Forkorindo akan terus menyoroti pengalokasian lahan seluas 700.051 M2 di jembatan 3 setokok tersebut, Seharusnya BP Batam melakukan press realease kepada wartawan untuk diketahui masyarakat. Karna lahan seluas 700.051 M2 ini pengembangan investasi yang sangat besar, dan bisa menampung ribuan tenaga kerja serta membuat pusat ekonomi baru di Jembatan 3 setokok.
Namun hingga kini sepertinya masih omong kosong, yang tahu hanya Kepala BP Batam dan penerima investor apa yang akan dibuat, namun fakta dilapangan lahan masih mentah alias lahan tidur. katanya
Sangat miris memang cerita pengalokasian lahan ini, dimana disetiap kesempatan Kepala BP Batam mengungkapkan akan menghadirkan investor di Kota Batam, dan dia juga menegaskan akan ikut mempersentasikan.
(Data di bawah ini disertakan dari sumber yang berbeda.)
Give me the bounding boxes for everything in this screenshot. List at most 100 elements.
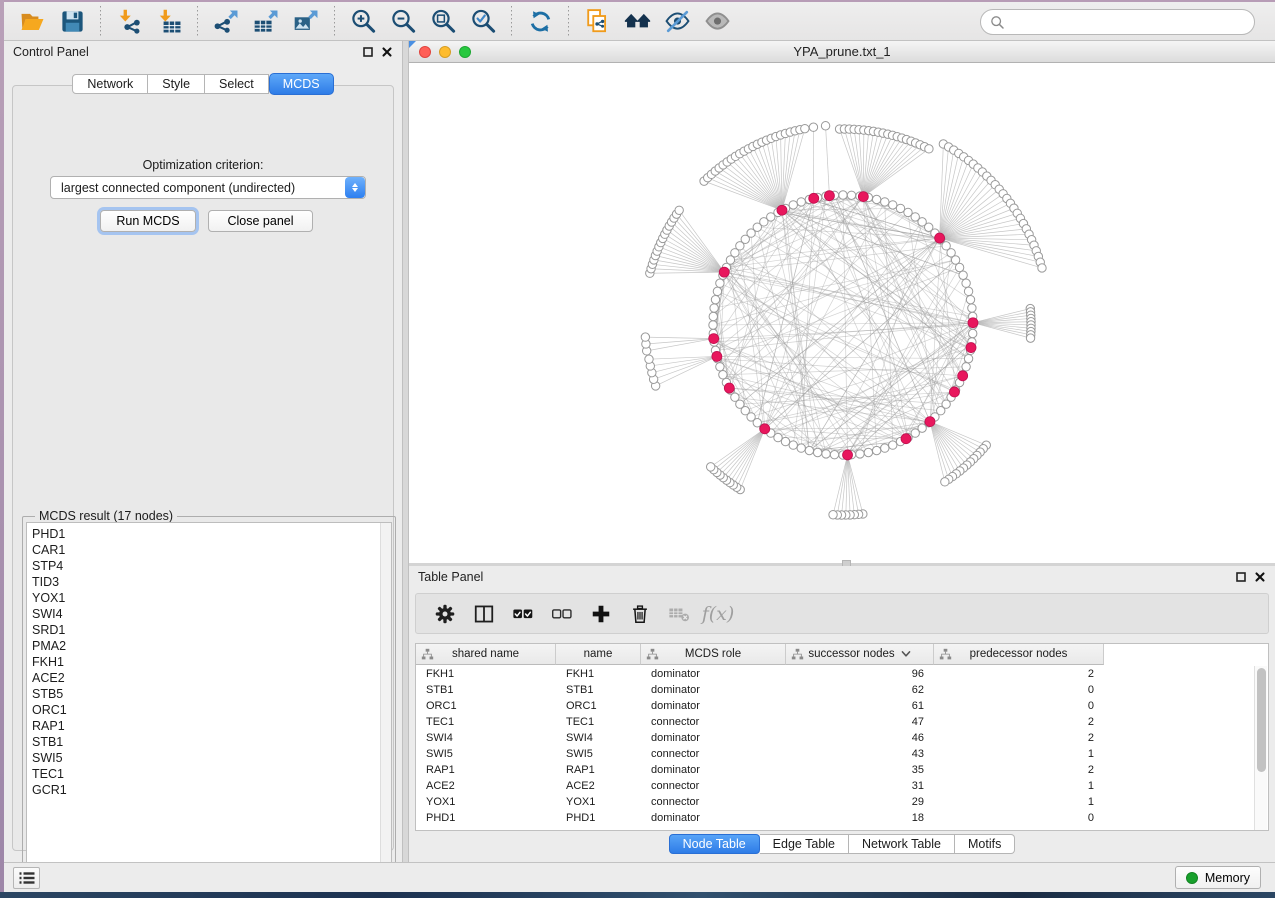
mcds-result-item[interactable]: SRD1 — [32, 622, 391, 638]
result-list-scrollbar[interactable] — [380, 523, 391, 876]
mcds-dominator-node[interactable] — [843, 450, 853, 460]
network-node[interactable] — [966, 295, 974, 303]
export-table-button[interactable] — [249, 5, 283, 37]
open-file-button[interactable] — [15, 5, 49, 37]
memory-button[interactable]: Memory — [1175, 866, 1261, 889]
table-row[interactable]: SWI5SWI5connector431 — [416, 746, 1268, 762]
network-node[interactable] — [872, 446, 880, 454]
leaf-node[interactable] — [809, 123, 817, 131]
tab-node-table[interactable]: Node Table — [669, 834, 760, 854]
split-columns-button[interactable] — [469, 599, 499, 629]
network-node[interactable] — [709, 312, 717, 320]
column-header-shared-name[interactable]: shared name — [416, 644, 556, 665]
first-neighbors-button[interactable] — [620, 5, 654, 37]
mcds-dominator-node[interactable] — [958, 371, 968, 381]
network-node[interactable] — [711, 295, 719, 303]
mcds-result-item[interactable]: TID3 — [32, 574, 391, 590]
network-node[interactable] — [719, 371, 727, 379]
network-node[interactable] — [713, 287, 721, 295]
column-header-MCDS-role[interactable]: MCDS role — [641, 644, 786, 665]
mcds-dominator-node[interactable] — [777, 205, 787, 215]
network-node[interactable] — [716, 363, 724, 371]
mcds-result-item[interactable]: SWI4 — [32, 606, 391, 622]
add-column-button[interactable] — [586, 599, 616, 629]
leaf-node[interactable] — [801, 124, 809, 132]
mcds-result-item[interactable]: SWI5 — [32, 750, 391, 766]
save-session-button[interactable] — [55, 5, 89, 37]
mcds-dominator-node[interactable] — [719, 267, 729, 277]
tab-motifs[interactable]: Motifs — [955, 834, 1015, 854]
network-node[interactable] — [872, 195, 880, 203]
tab-mcds[interactable]: MCDS — [269, 73, 334, 95]
mcds-result-item[interactable]: STB5 — [32, 686, 391, 702]
network-node[interactable] — [709, 321, 717, 329]
leaf-node[interactable] — [641, 333, 649, 341]
network-node[interactable] — [822, 450, 830, 458]
network-node[interactable] — [847, 191, 855, 199]
float-panel-icon[interactable] — [362, 46, 374, 58]
network-node[interactable] — [964, 287, 972, 295]
mcds-result-item[interactable]: GCR1 — [32, 782, 391, 798]
leaf-node[interactable] — [941, 478, 949, 486]
clear-checkboxes-button[interactable] — [547, 599, 577, 629]
table-row[interactable]: YOX1YOX1connector291 — [416, 794, 1268, 810]
leaf-node[interactable] — [925, 145, 933, 153]
zoom-out-button[interactable] — [386, 5, 420, 37]
mcds-result-item[interactable]: PHD1 — [32, 526, 391, 542]
optimization-criterion-select[interactable]: largest connected component (undirected) — [50, 176, 366, 199]
column-header-predecessor-nodes[interactable]: predecessor nodes — [934, 644, 1104, 665]
tab-network[interactable]: Network — [72, 74, 148, 94]
tab-network-table[interactable]: Network Table — [849, 834, 955, 854]
network-node[interactable] — [889, 441, 897, 449]
mcds-result-item[interactable]: YOX1 — [32, 590, 391, 606]
mcds-dominator-node[interactable] — [901, 434, 911, 444]
close-panel-icon[interactable] — [1254, 571, 1266, 583]
table-row[interactable]: ORC1ORC1dominator610 — [416, 698, 1268, 714]
mcds-dominator-node[interactable] — [949, 387, 959, 397]
run-mcds-button[interactable]: Run MCDS — [100, 210, 196, 232]
float-panel-icon[interactable] — [1235, 571, 1247, 583]
mcds-result-item[interactable]: PMA2 — [32, 638, 391, 654]
leaf-node[interactable] — [645, 355, 653, 363]
network-node[interactable] — [864, 448, 872, 456]
mcds-result-item[interactable]: ORC1 — [32, 702, 391, 718]
leaf-node[interactable] — [821, 122, 829, 130]
export-network-button[interactable] — [209, 5, 243, 37]
leaf-node[interactable] — [1026, 334, 1034, 342]
network-node[interactable] — [797, 444, 805, 452]
network-node[interactable] — [959, 271, 967, 279]
network-canvas[interactable] — [409, 63, 1275, 563]
mcds-result-item[interactable]: STB1 — [32, 734, 391, 750]
refresh-button[interactable] — [523, 5, 557, 37]
network-node[interactable] — [881, 198, 889, 206]
table-row[interactable]: TEC1TEC1connector472 — [416, 714, 1268, 730]
mcds-dominator-node[interactable] — [935, 233, 945, 243]
mcds-dominator-node[interactable] — [968, 318, 978, 328]
mcds-result-item[interactable]: CAR1 — [32, 542, 391, 558]
close-panel-button[interactable]: Close panel — [208, 210, 313, 232]
tab-edge-table[interactable]: Edge Table — [760, 834, 849, 854]
mcds-dominator-node[interactable] — [858, 192, 868, 202]
hide-details-button[interactable] — [660, 5, 694, 37]
delete-column-button[interactable] — [625, 599, 655, 629]
table-row[interactable]: SWI4SWI4dominator462 — [416, 730, 1268, 746]
table-row[interactable]: ACE2ACE2connector311 — [416, 778, 1268, 794]
network-node[interactable] — [710, 304, 718, 312]
column-header-name[interactable]: name — [556, 644, 641, 665]
mcds-dominator-node[interactable] — [724, 383, 734, 393]
table-row[interactable]: PHD1PHD1dominator180 — [416, 810, 1268, 826]
mcds-dominator-node[interactable] — [809, 193, 819, 203]
network-node[interactable] — [968, 304, 976, 312]
mcds-result-item[interactable]: ACE2 — [32, 670, 391, 686]
select-all-checkboxes-button[interactable] — [508, 599, 538, 629]
close-panel-icon[interactable] — [381, 46, 393, 58]
mcds-result-item[interactable]: STP4 — [32, 558, 391, 574]
task-history-button[interactable] — [13, 867, 40, 889]
network-node[interactable] — [830, 451, 838, 459]
leaf-node[interactable] — [829, 511, 837, 519]
leaf-node[interactable] — [1038, 264, 1046, 272]
tab-select[interactable]: Select — [205, 74, 269, 94]
duplicate-network-button[interactable] — [580, 5, 614, 37]
network-node[interactable] — [881, 444, 889, 452]
network-node[interactable] — [839, 191, 847, 199]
Namun cerita itu hanya pepesan kosong, entahlah, ungkap Tohom.
“Ngeri kali kepala BP Batam ini, lahan seluas 700.051 M2 begitu cepatnya dokumen dan administrasinya keluar. Sementara lahan masyarakat yang sudah clear and clean tidak keluar-keluar dokumennya.
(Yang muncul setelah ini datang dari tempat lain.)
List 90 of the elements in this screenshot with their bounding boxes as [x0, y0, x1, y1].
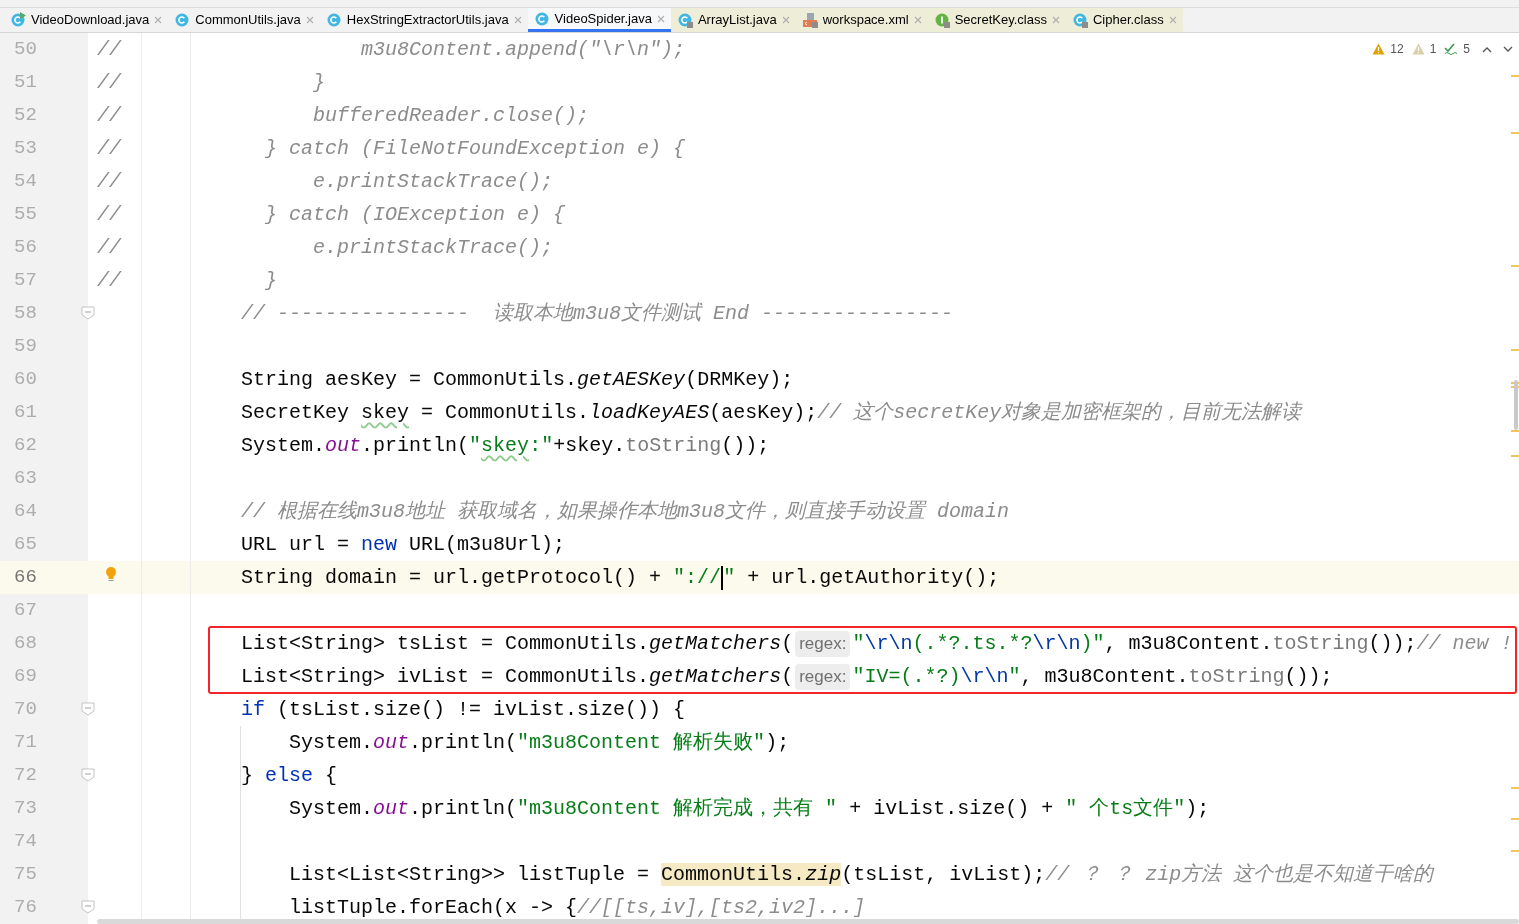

Untuk dokumen kapling saja sampai berbulan-bulan hingga hitungan tahun tidak keluar-keluar, tapi untuk lahan seluas 700.051 M2 begitu cepatnya di keluarkan”, tegas Tohom Sinaga
Seperti diketahui Lahan seluas 70 Ha di jembatan 3 setokok tersebut diketahui untuk peruntukan kegiatan jasa dan perdagangan. Lahan tersebut di alokasikan berdasarkan surat saudara nomor 002/Per-LI/KAP/JKT/II/20. Perihal permohonan alokasi lahan dan berdasarkan peraturan kepala BP-Batam nomor 3 tahun 2020 tanggal 29 Januari 2020 tentang penyelenggaraan pengalokasian lahan, serta telah di lakukan pengecekan secara komperhensif dan di sesuaikan dengan data base Direktorat pengelolaan lahan. Dengan ini permohonan saudara dapat di setujui dengan ketentuan dan persyaratan, pada isi surat tersebut. Ucap Tohom
“Lahan seluas 700.051 M2 ini menjadi sorotan Forkorindo, pasalnya sampai saat ini status masih digarap oleh masyarakat dan BP Batam belum menganti rugi kepada masyarakat”, ujarnya
Sambung Tohom, Sebelumnya BP Batam telah menggembor-gemborkan bahwasannya lahan di Batam terbatas. Namun lahan seluas 700.051 M2 telah dialokasikan dengan satu perusahaan, sepertinya pernyataan tersebut tidak sesuai dengan apa yang digemborkan BP Batam. Jelasnya
Dalam hal ini Forkorindo terus menyoroti lahan seluas 700.051 M2 tersebut karna prosesnya belum clear and clean, tuturnya
Sementara anak pulau saja untuk mendapatkan kavling guna membuat rumah setapak ukuran 6mX10m masih menjerit, ini lah yang sangat menjadi perhatian Forkorindo adanya kerancuan dan ketidakadilan dalam pengalokasian lahan. Tutup Tohom. (Oki)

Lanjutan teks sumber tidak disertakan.